Entre los pueblos vecinos de Israel conocemos ya casos de éxtasis proféticos en Mari del Eufrates en el sigo XVIII a. C., o en Biblos, en sl siglo IX. Moisés pasa por ser el máximo profeta de Israel, al que siguieron figuras tan relevantes como Aarón, Josué, Débora, Samuel, Natán, Elías, Eliseo… En tiempos de Elías (sigo IX) vemos activos grupos y hermandades de profetas. El mensaje divino puede llegar al profeta por visión, audición y, las más de las veces, por una inspiración interior, que el profeta traduce a su pueblo de muy varias formas: desde un poema lírico a una lamentación fúnebre, pasando por oráculos -la forma más habitual-, parábolas, sermones o diatribas.
Las profetas, órganos principales del progreso de la Revelación, cultivan los motivos principales de la religión del Antiguo Testamento, a los que dedican su vida, pagándolo caro con frecuencia, incluso con el martirio: 1) la unicidad y exclusividad divina de Yahvé (continua denuncia y condena de cualquier idolatría); 2) la santidad de Yahvé opuesta a la impureza y pecado de los hombres (moralidad del hombre y del pueblo de Israel), y 3) la esperanza de la salvación del Resto del Pueblo escogido (tras el castigo y el juicio postrero).
Dentro de esa moralidad, basada en el derecho promulgado por Dios, la defensa de los pobres y oprimidos, junto a la denuncia y condena de cualquier violación de su dignidad y de sus derechos, ocupa un lugar preferente en casi todos los profetas, especialmente en los grandes vates sagrados del del siglo VIII, VII y VI a. C.
Dejo ahora de lado, por ser el más conocido y el más extenso, al más grande de ellos, Isaías (s.VIII y sus dos imitaciones posteriores), poeta genial y autor los más hermosos textos proféticos hebreos. Y me quedo con tres contemporáneos suyos, llamados profetas menores. El primero es Amós, pastor del desierto de Judea, que fue expulsado de Israel y volvió a sus habituales ocupaciones. Es el tiempo del próspero reinado de Jeroboán II, cuando el lujo de los grandes resulta un insulto para la miseria de los menos favorecidos, mientras el esplendor del culto oficial encubre la ausencia de una religión verdadera. Amós condena, en nombre de Dios, con el crudo y contundente lenguaje del hombre rural, la vida corrompida de las ciudades, las injusticias sociales, la falsa seguridad que se pone en los ritos sin alma y en los que el alma no se compromete.

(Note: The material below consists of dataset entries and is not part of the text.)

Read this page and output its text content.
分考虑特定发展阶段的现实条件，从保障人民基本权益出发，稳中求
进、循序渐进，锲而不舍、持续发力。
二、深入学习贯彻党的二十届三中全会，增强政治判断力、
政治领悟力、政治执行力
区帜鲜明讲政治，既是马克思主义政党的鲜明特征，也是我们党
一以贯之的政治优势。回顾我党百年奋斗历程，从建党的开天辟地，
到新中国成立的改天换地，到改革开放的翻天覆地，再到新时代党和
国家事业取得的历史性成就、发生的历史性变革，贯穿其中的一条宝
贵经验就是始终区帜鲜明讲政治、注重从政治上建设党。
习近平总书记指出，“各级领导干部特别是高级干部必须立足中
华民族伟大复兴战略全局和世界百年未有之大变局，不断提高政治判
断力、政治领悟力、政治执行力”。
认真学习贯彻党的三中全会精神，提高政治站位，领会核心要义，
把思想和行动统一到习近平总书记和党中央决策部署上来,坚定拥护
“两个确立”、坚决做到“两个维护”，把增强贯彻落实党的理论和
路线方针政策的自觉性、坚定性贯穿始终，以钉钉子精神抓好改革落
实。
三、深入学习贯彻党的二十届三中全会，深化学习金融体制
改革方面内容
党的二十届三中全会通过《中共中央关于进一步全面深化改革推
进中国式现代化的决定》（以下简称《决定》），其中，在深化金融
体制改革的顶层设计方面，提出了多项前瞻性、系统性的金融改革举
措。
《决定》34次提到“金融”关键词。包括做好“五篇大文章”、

Contra Betel y sus casas lujosas:
Sacudiré la casa de invierno / con la casa de verano, / se acabarán las casas de marfil, / y muchas casas desaparecerán, / oráculo de Yahvé (3, 15).
Contra las mujeres de Samaría:
Escuchad esta palabra, vacas de Basán / que moráis en la montaña de Samaría, / las que opimís a los débiles, / las que maltratáis a los pobres… (4, 1).
En su elegía por Israel:
¡Ay de los que convierten en ajenjo el derecho / y tiran por tierra la justicia, / detestan al censor en la Puerta / y aborrecen al que habla con sinceridad! / Pues bien, ya que vosotros pisoteáis al débil / y le cobráis tributo de grano, / habéis construido casas de sillaes, /pero no las habitaréis; / habéis plantado viñas selectas, / pero no cataréis su vino (5, 7-11).
Contra el culto exterior:
Yo detesto, aborrezco, vuestras fiestas, / no me aplacan vuestras solemnidades. / Si me ofrecéis holocaustos, / no me complazco en vuestras oblaciones, /ni miro vuestros sacrificios de comunión de novillos cebados. ¡Aparta de mí el ronroneo de tus canciones, / no quiero oír la salmodia de tus arpas! / ¡Que fluya, sí, el derecho como agua / y la justicia como arroyo perenne! (5, 21-24).